Bio Age “likely to impact legal practice” amid global climate change


Trees: Legal rights?

A report into the so-called bio age, presumed successor to the digital age, has painted a picture of a world in which innovations in bio-technology and the role of global ecosystems have a huge impact on legal practice.

The Law Society report, Law in the Emerging Bio Age, has a necessarily ‘New Age’ feel to it, with ideas such as the legal rights of non-human species in a world in which climate change demands a new relationship between humanity and the planet.

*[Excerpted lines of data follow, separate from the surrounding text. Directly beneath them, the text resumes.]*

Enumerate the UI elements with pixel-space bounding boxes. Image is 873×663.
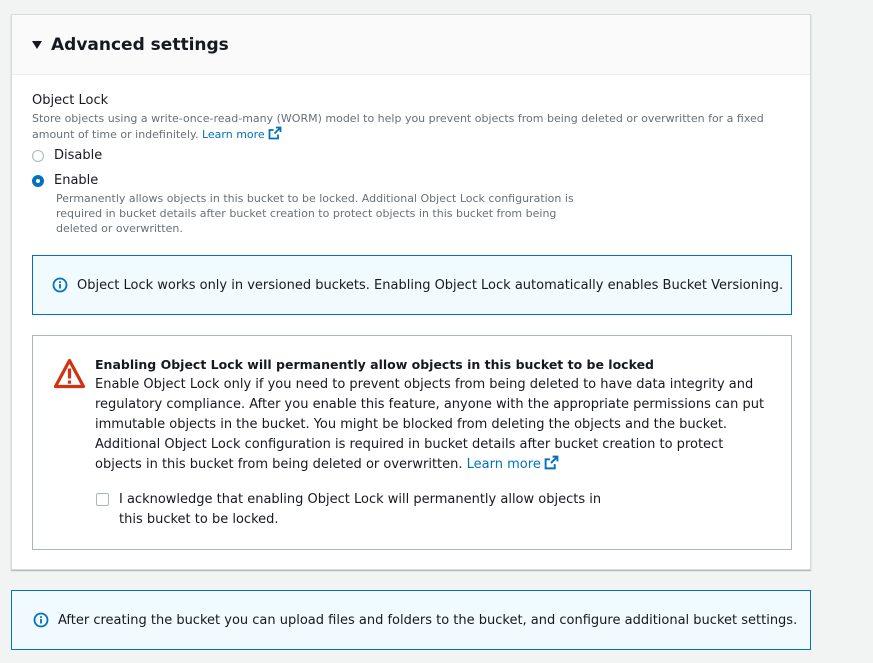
caret-down-icon[interactable] — [32, 40, 42, 49]
versioning-info-text: Object Lock works only in versioned buck… — [77, 277, 784, 293]
advanced-settings-title: Advanced settings — [51, 34, 229, 55]
external-link-icon — [544, 455, 559, 470]
warning-title: Enabling Object Lock will permanently al… — [95, 357, 654, 372]
radio-disable[interactable]: Disable — [32, 148, 102, 163]
radio-disable-label: Disable — [54, 148, 103, 163]
warning-learn-more-link[interactable]: Learn more — [466, 455, 559, 472]
bucket-creation-info-alert: After creating the bucket you can upload… — [11, 590, 811, 650]
warning-learn-more-label: Learn more — [466, 457, 541, 472]
info-icon — [52, 277, 68, 293]
bucket-creation-info-text: After creating the bucket you can upload… — [58, 612, 798, 628]
object-lock-description: Store objects using a write-once-read-ma… — [32, 111, 767, 142]
warning-body-text: Enable Object Lock only if you need to p… — [95, 377, 765, 472]
warning-body: Enable Object Lock only if you need to p… — [95, 375, 765, 475]
external-link-icon — [268, 126, 282, 140]
advanced-settings-panel: Advanced settings Object Lock Store obje… — [11, 14, 811, 570]
radio-enable-button[interactable] — [32, 174, 44, 187]
acknowledge-checkbox[interactable] — [96, 493, 109, 506]
versioning-info-alert: Object Lock works only in versioned buck… — [32, 255, 792, 315]
info-icon — [33, 612, 49, 628]
object-lock-warning: Enabling Object Lock will permanently al… — [32, 335, 792, 550]
learn-more-label: Learn more — [201, 128, 265, 141]
advanced-settings-header[interactable]: Advanced settings — [12, 15, 810, 75]
radio-enable[interactable]: Enable — [32, 173, 98, 188]
radio-disable-button[interactable] — [32, 149, 44, 162]
learn-more-link[interactable]: Learn more — [201, 126, 282, 141]
object-lock-description-text: Store objects using a write-once-read-ma… — [32, 112, 764, 141]
radio-enable-label: Enable — [54, 173, 99, 188]
object-lock-label: Object Lock — [32, 93, 109, 108]
enable-description: Permanently allows objects in this bucke… — [56, 192, 574, 235]
acknowledge-label[interactable]: I acknowledge that enabling Object Lock … — [119, 490, 609, 530]
warning-icon — [53, 358, 86, 389]
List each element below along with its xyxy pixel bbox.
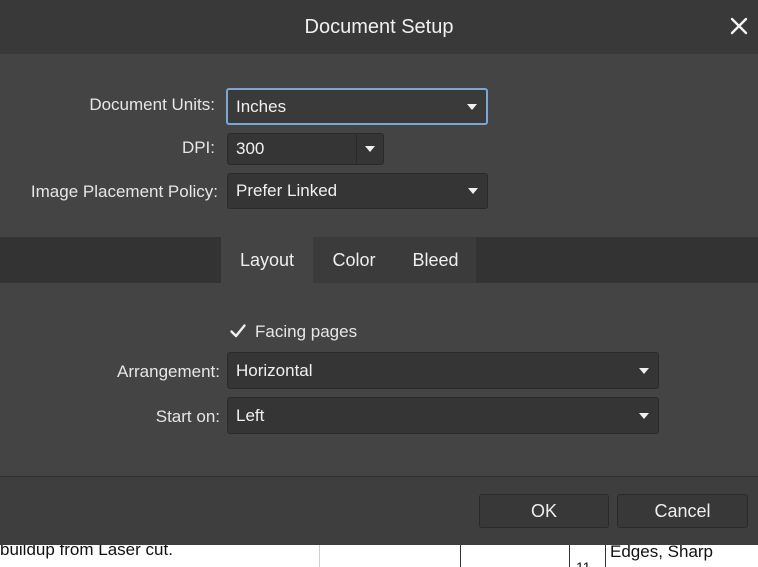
tab-color[interactable]: Color — [313, 237, 395, 283]
start-on-label: Start on: — [155, 407, 220, 426]
background-number-text: 11 — [576, 559, 591, 567]
dpi-dropdown-button[interactable] — [356, 134, 383, 164]
background-left-text: buildup from Laser cut. — [0, 545, 173, 559]
chevron-down-icon — [639, 412, 649, 419]
arrangement-label: Arrangement: — [117, 362, 220, 381]
dpi-value: 300 — [236, 139, 265, 158]
dpi-label: DPI: — [181, 138, 215, 157]
facing-pages-checkbox[interactable] — [229, 322, 247, 340]
document-units-label: Document Units: — [89, 95, 215, 114]
close-icon — [730, 17, 748, 35]
chevron-down-icon — [467, 103, 477, 110]
start-on-dropdown[interactable]: Left — [227, 397, 659, 434]
document-units-dropdown[interactable]: Inches — [226, 88, 488, 125]
close-button[interactable] — [724, 10, 754, 42]
dialog-title: Document Setup — [304, 16, 454, 38]
tab-bleed[interactable]: Bleed — [395, 237, 476, 283]
document-units-value: Inches — [236, 96, 287, 116]
image-placement-value: Prefer Linked — [236, 181, 338, 200]
checkmark-icon — [230, 324, 246, 338]
tab-layout[interactable]: Layout — [221, 237, 313, 283]
arrangement-dropdown[interactable]: Horizontal — [227, 352, 659, 389]
background-cell — [460, 545, 570, 567]
chevron-down-icon — [365, 146, 375, 152]
background-cell: buildup from Laser cut. — [0, 545, 320, 567]
background-cell: 11 — [570, 545, 606, 567]
background-document: buildup from Laser cut. 11 Edges, Sharp — [0, 545, 758, 567]
dpi-combobox[interactable]: 300 — [227, 133, 384, 165]
background-right-text: Edges, Sharp — [610, 545, 714, 561]
chevron-down-icon — [639, 367, 649, 374]
cancel-button[interactable]: Cancel — [617, 494, 748, 528]
ok-button[interactable]: OK — [479, 494, 609, 528]
arrangement-value: Horizontal — [236, 360, 313, 380]
chevron-down-icon — [468, 188, 478, 194]
image-placement-dropdown[interactable]: Prefer Linked — [227, 173, 488, 209]
start-on-value: Left — [236, 405, 265, 425]
image-placement-label: Image Placement Policy: — [30, 182, 218, 201]
dialog-titlebar: Document Setup — [0, 0, 758, 54]
facing-pages-label: Facing pages — [255, 322, 358, 341]
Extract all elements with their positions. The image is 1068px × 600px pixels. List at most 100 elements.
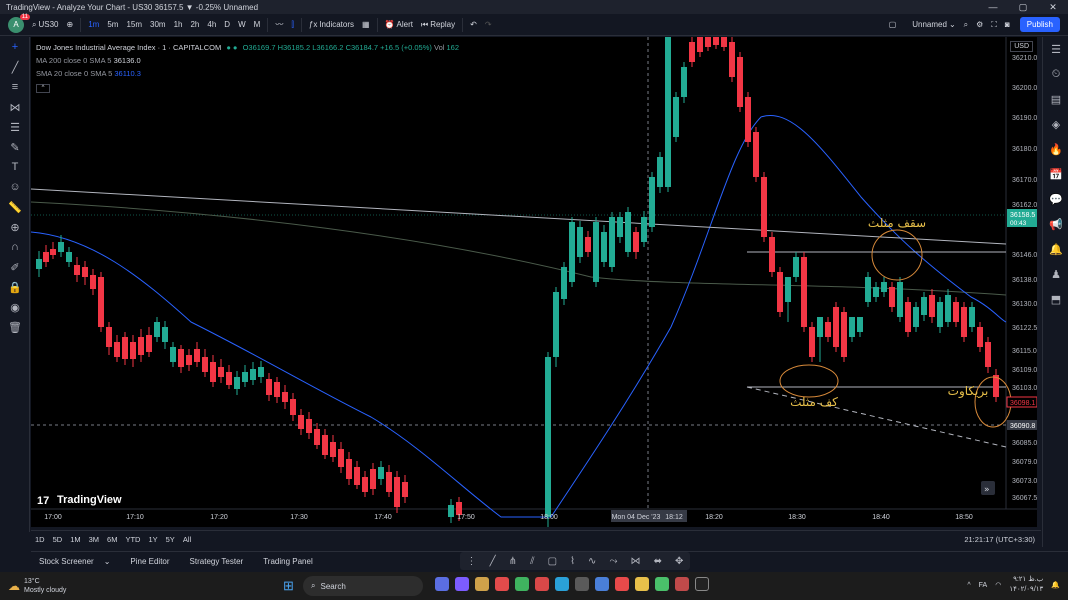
eye-icon[interactable]: ◉: [0, 297, 30, 317]
ruler-icon[interactable]: 📏: [0, 197, 30, 217]
wifi-icon[interactable]: ◠: [995, 581, 1001, 589]
zoom-icon[interactable]: ⊕: [0, 217, 30, 237]
rectangle-tool-icon[interactable]: ▢: [548, 556, 557, 567]
minimize-button[interactable]: —: [978, 0, 1008, 14]
watchlist-icon[interactable]: ☰: [1043, 37, 1068, 62]
range-5y[interactable]: 5Y: [162, 535, 179, 544]
lock-pen-icon[interactable]: ✐: [0, 257, 30, 277]
sma20-legend[interactable]: SMA 20 close 0 SMA 5 36110.3: [36, 67, 459, 80]
range-tool-icon[interactable]: ⬌: [654, 556, 662, 567]
language-indicator[interactable]: FA: [979, 582, 988, 589]
candlestick-chart[interactable]: سقف مثلث کف مثلث بریکاوت 36200.0 36190.0 3618…: [31, 37, 1037, 527]
emoji-icon[interactable]: ☺: [0, 177, 30, 197]
range-1m[interactable]: 1M: [66, 535, 84, 544]
chevron-down-icon[interactable]: ⌄: [94, 557, 121, 566]
interval-1m[interactable]: 1m: [84, 20, 103, 29]
quick-search-button[interactable]: ⌕: [960, 20, 972, 30]
data-window-icon[interactable]: ▤: [1043, 87, 1068, 112]
interval-5m[interactable]: 5m: [103, 20, 122, 29]
horizontal-lines-icon[interactable]: ≡: [0, 77, 30, 97]
range-6m[interactable]: 6M: [103, 535, 121, 544]
calendar-icon[interactable]: 📅: [1043, 162, 1068, 187]
compare-button[interactable]: ⊕: [63, 20, 78, 29]
interval-M[interactable]: M: [250, 20, 265, 29]
range-all[interactable]: All: [179, 535, 195, 544]
app-icon[interactable]: [615, 577, 629, 591]
pattern-tool-icon[interactable]: ⋈: [631, 556, 641, 567]
panel-strategy-tester[interactable]: Strategy Tester: [180, 557, 254, 566]
panel-stock-screener[interactable]: Stock Screener: [31, 557, 94, 566]
interval-1h[interactable]: 1h: [170, 20, 187, 29]
path-tool-icon[interactable]: ⌇: [570, 556, 575, 567]
brush-icon[interactable]: ✎: [0, 137, 30, 157]
redo-button[interactable]: ↷: [481, 20, 496, 29]
app-icon[interactable]: [475, 577, 489, 591]
fib-icon[interactable]: ☰: [0, 117, 30, 137]
pattern-icon[interactable]: ⋈: [0, 97, 30, 117]
interval-30m[interactable]: 30m: [146, 20, 170, 29]
weather-widget[interactable]: ☁ 13°C Mostly cloudy: [0, 577, 66, 595]
range-5d[interactable]: 5D: [49, 535, 67, 544]
candle-type-button[interactable]: ⫿: [287, 20, 298, 30]
app-icon[interactable]: [595, 577, 609, 591]
templates-button[interactable]: ▦: [358, 20, 374, 29]
alert-button[interactable]: ⏰ Alert: [381, 20, 417, 29]
crosshair-icon[interactable]: +: [0, 37, 30, 57]
snapshot-button[interactable]: ◙: [1001, 20, 1014, 29]
publish-button[interactable]: Publish: [1019, 17, 1060, 32]
maximize-button[interactable]: ▢: [1008, 0, 1038, 14]
trash-icon[interactable]: 🗑: [0, 317, 30, 337]
app-icon[interactable]: [435, 577, 449, 591]
app-icon[interactable]: [515, 577, 529, 591]
channel-tool-icon[interactable]: ⫽: [530, 556, 534, 567]
panel-trading-panel[interactable]: Trading Panel: [253, 557, 323, 566]
app-icon[interactable]: [455, 577, 469, 591]
drag-handle-icon[interactable]: ⋮: [467, 556, 477, 567]
order-panel-icon[interactable]: ⬒: [1043, 287, 1068, 312]
chart-type-button[interactable]: 〰: [271, 19, 287, 30]
lock-icon[interactable]: 🔒: [0, 277, 30, 297]
collapse-legend-button[interactable]: ^: [36, 84, 50, 93]
range-ytd[interactable]: YTD: [121, 535, 144, 544]
fork-tool-icon[interactable]: ⋔: [509, 556, 517, 567]
wave-tool-icon[interactable]: ∿: [588, 556, 596, 567]
trendline-tool-icon[interactable]: ╱: [490, 556, 496, 567]
symbol-search[interactable]: ⌕ US30: [28, 20, 63, 30]
app-icon[interactable]: [535, 577, 549, 591]
chart-pane[interactable]: Dow Jones Industrial Average Index · 1 ·…: [31, 37, 1037, 527]
range-1d[interactable]: 1D: [31, 535, 49, 544]
chrome-icon[interactable]: [655, 577, 669, 591]
layout-menu[interactable]: ▢ Unnamed ⌄: [885, 20, 960, 29]
undo-button[interactable]: ↶: [466, 20, 481, 29]
chevron-up-icon[interactable]: ^: [967, 582, 970, 589]
avatar[interactable]: A 11: [8, 13, 30, 33]
notification-icon[interactable]: 🔔: [1051, 581, 1060, 589]
settings-button[interactable]: ⚙: [972, 20, 987, 29]
taskbar-clock[interactable]: ۹:۲۱ ب.ظ ۱۴۰۲/۰۹/۱۳: [1009, 575, 1043, 595]
interval-2h[interactable]: 2h: [186, 20, 203, 29]
streams-icon[interactable]: 📢: [1043, 212, 1068, 237]
interval-W[interactable]: W: [234, 20, 250, 29]
folder-icon[interactable]: [635, 577, 649, 591]
replay-button[interactable]: ⏮ Replay: [417, 20, 459, 30]
layers-icon[interactable]: ◈: [1043, 112, 1068, 137]
app-icon[interactable]: [495, 577, 509, 591]
app-icon[interactable]: [555, 577, 569, 591]
hotlist-icon[interactable]: 🔥: [1043, 137, 1068, 162]
move-tool-icon[interactable]: ✥: [675, 556, 683, 567]
interval-4h[interactable]: 4h: [203, 20, 220, 29]
close-button[interactable]: ✕: [1038, 0, 1068, 14]
magnet-icon[interactable]: ∩: [0, 237, 30, 257]
interval-D[interactable]: D: [220, 20, 234, 29]
indicators-button[interactable]: ƒx Indicators: [305, 20, 358, 29]
timezone-clock[interactable]: 21:21:17 (UTC+3:30): [964, 535, 1041, 544]
forecast-tool-icon[interactable]: ⤳: [609, 556, 617, 567]
panel-pine-editor[interactable]: Pine Editor: [120, 557, 179, 566]
app-icon[interactable]: [575, 577, 589, 591]
start-icon[interactable]: ⊞: [283, 578, 294, 594]
notifications-icon[interactable]: 🔔: [1043, 237, 1068, 262]
interval-15m[interactable]: 15m: [122, 20, 146, 29]
fullscreen-button[interactable]: ⛶: [987, 20, 1001, 30]
app-icon[interactable]: [675, 577, 689, 591]
range-3m[interactable]: 3M: [85, 535, 103, 544]
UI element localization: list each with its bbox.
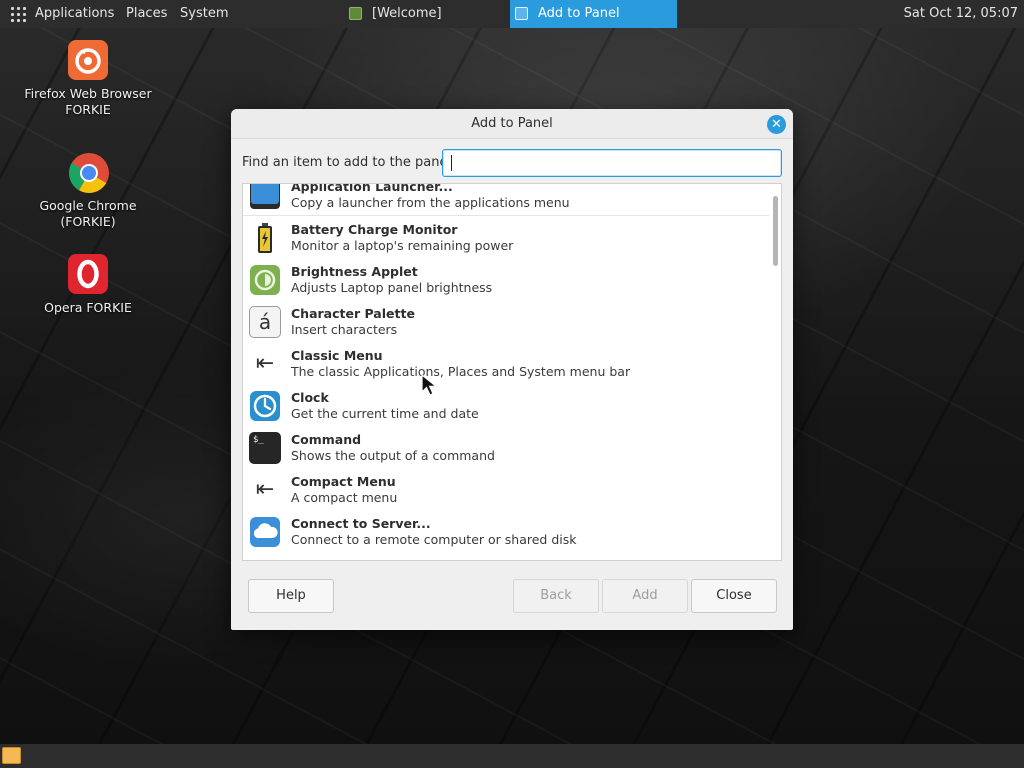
firefox-icon (68, 40, 108, 80)
list-item-title: Command (291, 432, 362, 447)
help-button[interactable]: Help (248, 579, 334, 613)
search-input[interactable] (442, 149, 782, 177)
show-desktop-icon[interactable] (2, 747, 21, 764)
desktop-icon-chrome-label2: (FORKIE) (60, 214, 116, 229)
launcher-icon (250, 184, 280, 209)
list-item-desc: The classic Applications, Places and Sys… (291, 364, 631, 379)
find-label: Find an item to add to the panel: (242, 155, 456, 170)
list-item-application-launcher[interactable]: Application Launcher... Copy a launcher … (243, 183, 769, 216)
clock-display[interactable]: Sat Oct 12, 05:07 (904, 0, 1018, 28)
mouse-cursor-icon (421, 374, 438, 396)
list-item-clock[interactable]: Clock Get the current time and date (243, 385, 769, 427)
list-item-title: Classic Menu (291, 348, 383, 363)
list-item-desc: Insert characters (291, 322, 398, 337)
list-item-desc: A compact menu (291, 490, 398, 505)
add-button[interactable]: Add (602, 579, 688, 613)
desktop-icon-firefox-label2: FORKIE (65, 102, 111, 117)
menu-arrow-glyph: ⇤ (255, 477, 275, 502)
task-welcome[interactable]: [Welcome] (344, 0, 504, 28)
desktop-icon-chrome-label1: Google Chrome (39, 198, 137, 213)
list-item-desc: Copy a launcher from the applications me… (291, 195, 570, 210)
terminal-icon: $_ (249, 432, 281, 464)
battery-icon (258, 223, 272, 253)
clock-icon (250, 391, 280, 421)
list-item-command[interactable]: $_ Command Shows the output of a command (243, 427, 769, 469)
list-item-desc: Monitor a laptop's remaining power (291, 238, 514, 253)
menu-arrow-glyph: ⇤ (255, 351, 275, 376)
menu-system[interactable]: System (180, 0, 228, 28)
list-item-desc: Adjusts Laptop panel brightness (291, 280, 493, 295)
task-add-to-panel[interactable]: Add to Panel (510, 0, 677, 28)
terminal-glyph: $_ (253, 435, 264, 445)
close-button[interactable]: Close (691, 579, 777, 613)
bottom-panel (0, 744, 1024, 768)
list-item-desc: Get the current time and date (291, 406, 479, 421)
list-item-compact-menu[interactable]: ⇤ Compact Menu A compact menu (243, 469, 769, 511)
back-button[interactable]: Back (513, 579, 599, 613)
list-item-battery-charge-monitor[interactable]: Battery Charge Monitor Monitor a laptop'… (243, 217, 769, 259)
menu-applications[interactable]: Applications (35, 0, 114, 28)
list-item-title: Character Palette (291, 306, 415, 321)
close-icon[interactable]: ✕ (767, 115, 786, 134)
desktop-icon-chrome[interactable]: Google Chrome (FORKIE) (18, 152, 158, 230)
task-add-to-panel-label: Add to Panel (538, 6, 620, 21)
top-panel: Applications Places System [Welcome] Add… (0, 0, 1024, 28)
character-palette-icon: á (249, 306, 281, 338)
chrome-icon (68, 152, 109, 193)
list-item-classic-menu[interactable]: ⇤ Classic Menu The classic Applications,… (243, 343, 769, 385)
list-item-title: Battery Charge Monitor (291, 222, 458, 237)
list-item-title: Connect to Server... (291, 516, 431, 531)
menu-arrow-icon: ⇤ (249, 348, 281, 380)
list-scrollbar[interactable] (773, 196, 778, 266)
list-item-title: Compact Menu (291, 474, 396, 489)
dialog-titlebar[interactable]: Add to Panel (231, 109, 793, 139)
character-palette-glyph: á (258, 310, 272, 334)
desktop-icon-opera[interactable]: Opera FORKIE (18, 254, 158, 316)
apps-grid-icon[interactable] (11, 7, 26, 22)
window-icon (515, 7, 528, 20)
dialog-title: Add to Panel (471, 116, 553, 131)
menu-places[interactable]: Places (126, 0, 167, 28)
desktop-icon-firefox[interactable]: Firefox Web Browser FORKIE (18, 40, 158, 118)
brightness-icon (250, 265, 280, 295)
list-item-title: Clock (291, 390, 329, 405)
desktop-icon-opera-label: Opera FORKIE (44, 300, 132, 315)
task-welcome-label: [Welcome] (372, 6, 442, 21)
text-caret (451, 155, 452, 171)
list-item-connect-to-server[interactable]: Connect to Server... Connect to a remote… (243, 511, 769, 553)
applet-list[interactable]: Application Launcher... Copy a launcher … (242, 183, 782, 561)
list-item-character-palette[interactable]: á Character Palette Insert characters (243, 301, 769, 343)
list-item-desc: Shows the output of a command (291, 448, 495, 463)
menu-arrow-icon: ⇤ (249, 474, 281, 506)
add-to-panel-dialog: Add to Panel ✕ Find an item to add to th… (231, 109, 793, 630)
list-item-brightness-applet[interactable]: Brightness Applet Adjusts Laptop panel b… (243, 259, 769, 301)
list-item-title: Application Launcher... (291, 183, 453, 194)
welcome-app-icon (349, 7, 362, 20)
list-item-title: Brightness Applet (291, 264, 418, 279)
cloud-icon (250, 517, 280, 547)
opera-icon (68, 254, 108, 294)
desktop-icon-firefox-label1: Firefox Web Browser (24, 86, 152, 101)
list-item-desc: Connect to a remote computer or shared d… (291, 532, 577, 547)
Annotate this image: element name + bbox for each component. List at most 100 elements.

It noted that rights have “already been granted and more are being sought” in different jurisdictions globally for elephants, trees, rivers, ecosystems and landscapes.

The society hosted two roundtable discussions with lawyers, legal professionals and experts. It said a conclusion was that the subject was ”urgent, under-discussed, and a topic the legal profession should engage.”

Introducing the report, its authors, academic futurists Dr Wendy Schulz and Dr Trish O’Flynn, in association with think tank Jigsaw Foresight, said: “Activity in the Biosphere, alongside machine learning and emerging technologies, is creating a new generation of legal activity and ethical questions.

“Rapid developments in the fields of synthetic biology, bio-technology and bio-energy have already caused shifts in the biological risk landscape and are key drivers of future opportunities and threats.”

They continued: “From a legal perspective, extending our understanding beyond current risks to include emerging issues in these and related fields can play a vital role in informing future legal frameworks, liability cases and advice to impacted clients.”

Explaining the range of various inter-related issues expected by the authors to dominate the future, the report presented a complicated graphic. which mapped categories including bio-diversity, bio-ethics, bio-science regulation, bio-weapons, nano bio-technology and ‘bio -infrastructure’.

The future likely involves issues of liability for past and present environmental damage, the advisability of traditional economic growth models, the regulation and enforcement of new innovations, and long-term timeframes and multiple timelines that bypass the constraints of political and business cycles.

“The legal profession needs to consider what all these points mean for training the next generation of lawyers and how best to equip them to support long-term solutions with the necessary innovations in legal frameworks”, the authors said.

As well as helping to develop “lawyers for a blue planet” the profession must be in a position to manage “uncertainty and disruption”.

The report concluded: “If we are to take account of living systems, then legal frameworks need to be fit for the more-than-human future.”

The Law Society has been considering how the changing world may impact the profession through its Future Worlds 2050 project.

A “disruptive” vision of the profession in 2050 published last year envisaged more than half of legal services workers in the UK losing their jobs and those that remain forced to take “performance-enhancing medication”, while a separate report predicted that helping clients cope with the repercussions of climate change could transform the profession.

In August, a report speculated that lawyers of the future could face pressure to augment their “cognitive capacity” through neurotechnology if they want to become partners or meet client demands.